Elaina dropped her eyes and looked away. “I did it to myself. I couldn’t handle it. Losing the baby, I mean. So six months after, I…” she broke off and shook her head violently. “It was stupid. It was so stupid. If I could change it…”
Lisavet nodded in understanding. She had met many memories who had taken their own lives over the years. Every one of them regretted it.
“I’m sorry for bothering you,” Elaina said after a moment. “I heard you singing, and I couldn’t help it.”

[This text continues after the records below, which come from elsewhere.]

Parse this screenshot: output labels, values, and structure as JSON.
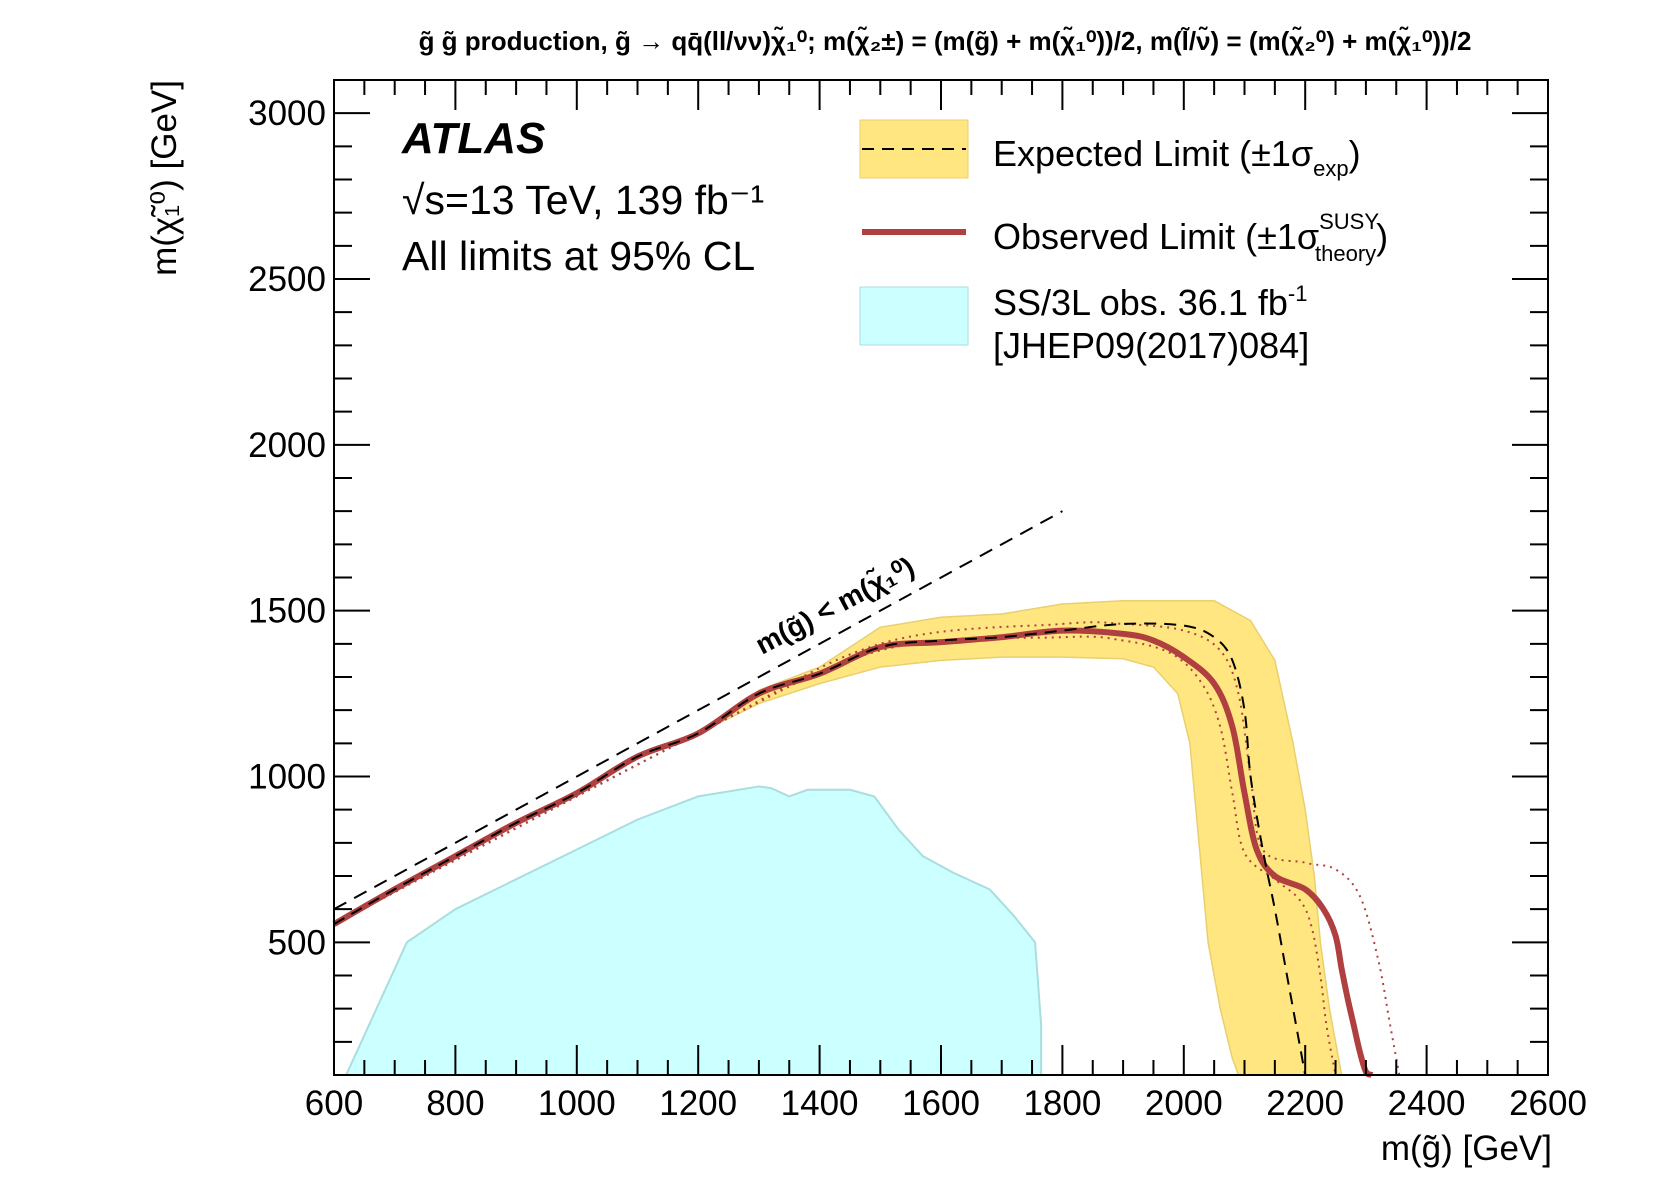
{
  "chart_data": {
    "type": "line",
    "title": "g̃ g̃ production, g̃ → qq̄(ll/νν)χ̃₁⁰; m(χ̃₂±) = (m(g̃) + m(χ̃₁⁰))/2, m(l̃/ν̃) = (m(χ̃₂⁰) + m(χ̃₁⁰))/2",
    "xlabel": "m(g̃) [GeV]",
    "ylabel": "m(χ̃₁⁰) [GeV]",
    "xlim": [
      600,
      2600
    ],
    "ylim": [
      100,
      3100
    ],
    "x_ticks": [
      600,
      800,
      1000,
      1200,
      1400,
      1600,
      1800,
      2000,
      2200,
      2400,
      2600
    ],
    "y_ticks": [
      500,
      1000,
      1500,
      2000,
      2500,
      3000
    ],
    "experiment": "ATLAS",
    "energy_label": "√s=13 TeV, 139 fb⁻¹",
    "cl_label": "All limits at 95% CL",
    "kinematic_label": "m(g̃) < m(χ̃₁⁰)",
    "kinematic_line": {
      "x": [
        600,
        1800
      ],
      "y": [
        600,
        1800
      ]
    },
    "legend_position": "top-right",
    "series": [
      {
        "name": "Expected Limit (±1σexp)",
        "role": "expected",
        "color": "#000000",
        "x": [
          600,
          700,
          800,
          900,
          1000,
          1100,
          1200,
          1300,
          1400,
          1500,
          1600,
          1700,
          1800,
          1900,
          2000,
          2050,
          2080,
          2100,
          2110,
          2130,
          2150,
          2170,
          2190,
          2200
        ],
        "y": [
          555,
          660,
          760,
          860,
          950,
          1060,
          1130,
          1250,
          1310,
          1390,
          1410,
          1420,
          1440,
          1460,
          1455,
          1420,
          1350,
          1200,
          1000,
          780,
          600,
          400,
          200,
          100
        ]
      },
      {
        "name": "Expected band upper (+1σexp)",
        "role": "band",
        "x": [
          1200,
          1300,
          1400,
          1500,
          1600,
          1700,
          1800,
          1900,
          2000,
          2050,
          2110,
          2150,
          2180,
          2200,
          2215,
          2225,
          2240,
          2260
        ],
        "y": [
          1130,
          1260,
          1330,
          1450,
          1480,
          1490,
          1520,
          1530,
          1530,
          1530,
          1470,
          1350,
          1100,
          900,
          700,
          500,
          300,
          100
        ]
      },
      {
        "name": "Expected band lower (−1σexp)",
        "role": "band",
        "x": [
          1200,
          1300,
          1400,
          1500,
          1600,
          1700,
          1800,
          1900,
          1950,
          1990,
          2010,
          2020,
          2030,
          2040,
          2060,
          2080,
          2090
        ],
        "y": [
          1130,
          1220,
          1280,
          1330,
          1350,
          1360,
          1360,
          1355,
          1330,
          1250,
          1100,
          900,
          700,
          500,
          300,
          150,
          100
        ]
      },
      {
        "name": "Observed Limit (±1σtheory SUSY)",
        "role": "observed",
        "color": "#b04040",
        "x": [
          600,
          700,
          800,
          900,
          1000,
          1100,
          1200,
          1300,
          1400,
          1500,
          1600,
          1700,
          1800,
          1900,
          1950,
          2000,
          2050,
          2080,
          2100,
          2120,
          2150,
          2200,
          2230,
          2250,
          2260,
          2270,
          2280,
          2290,
          2300,
          2310
        ],
        "y": [
          555,
          660,
          760,
          860,
          950,
          1060,
          1130,
          1250,
          1310,
          1390,
          1405,
          1420,
          1440,
          1430,
          1410,
          1360,
          1280,
          1150,
          950,
          780,
          700,
          660,
          600,
          520,
          420,
          330,
          250,
          170,
          110,
          100
        ]
      },
      {
        "name": "Observed −1σ theory",
        "role": "observed-dotted",
        "x": [
          600,
          1200,
          1500,
          1800,
          1900,
          1980,
          2030,
          2060,
          2080,
          2100,
          2150,
          2190,
          2210,
          2225,
          2235,
          2250
        ],
        "y": [
          555,
          1130,
          1380,
          1420,
          1410,
          1370,
          1280,
          1150,
          950,
          770,
          690,
          630,
          550,
          400,
          250,
          100
        ]
      },
      {
        "name": "Observed +1σ theory",
        "role": "observed-dotted",
        "x": [
          600,
          1200,
          1500,
          1800,
          1900,
          2000,
          2060,
          2090,
          2110,
          2130,
          2200,
          2250,
          2290,
          2320,
          2340,
          2355
        ],
        "y": [
          555,
          1130,
          1400,
          1460,
          1460,
          1440,
          1380,
          1250,
          1000,
          780,
          740,
          720,
          640,
          450,
          250,
          100
        ]
      },
      {
        "name": "SS/3L obs. 36.1 fb⁻¹ [JHEP09(2017)084]",
        "role": "previous",
        "color": "#ccffff",
        "x": [
          600,
          620,
          720,
          800,
          900,
          1000,
          1100,
          1200,
          1300,
          1320,
          1350,
          1380,
          1450,
          1490,
          1530,
          1570,
          1620,
          1680,
          1720,
          1755,
          1765,
          1765
        ],
        "y": [
          100,
          100,
          500,
          600,
          690,
          780,
          870,
          940,
          970,
          965,
          940,
          960,
          960,
          940,
          840,
          760,
          710,
          660,
          580,
          500,
          250,
          100
        ]
      }
    ]
  },
  "legend": {
    "expected_main": "Expected Limit (",
    "expected_sigma": "±1σ",
    "expected_sub": "exp",
    "observed_main": "Observed Limit (",
    "observed_sigma": "±1σ",
    "observed_sup": "SUSY",
    "observed_sub": "theory",
    "previous_main": "SS/3L obs. 36.1 fb",
    "previous_sup": "-1",
    "previous_ref": "[JHEP09(2017)084]"
  },
  "colors": {
    "band": "#ffe680",
    "band_edge": "#e8d070",
    "observed": "#b04040",
    "previous": "#ccffff",
    "previous_edge": "#aadede"
  }
}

“It’s all right. I don’t mind company. I only wish I could help somehow.”
“Could you?” Elaina asked hopefully. “I don’t mean to be too forward, but I’ve seen the other timekeepers around here. Hardly any of them bother with random girls who offed themselves and I don’t want Ernest to be the one to see all my memories. It would… it would break him.”
Lisavet started to tell her that she wasn’t a timekeeper.
But she stopped short. Why shouldn’t she help her?
She had a watch. The book of poems was certainly big enough to hold the memories of this woman’s short life.
She was as much a timekeeper as anyone else.
And besides, she knew what Elaina said about Ernest was true.
She agreed, watching the relief spread across the young woman’s face.
Using the shelf to pull herself up, Lisavet took the poems from her bag.
She did what she had seen the other timekeepers do, letting her fingers rest on the milky shadow of Ernest’s younger sister.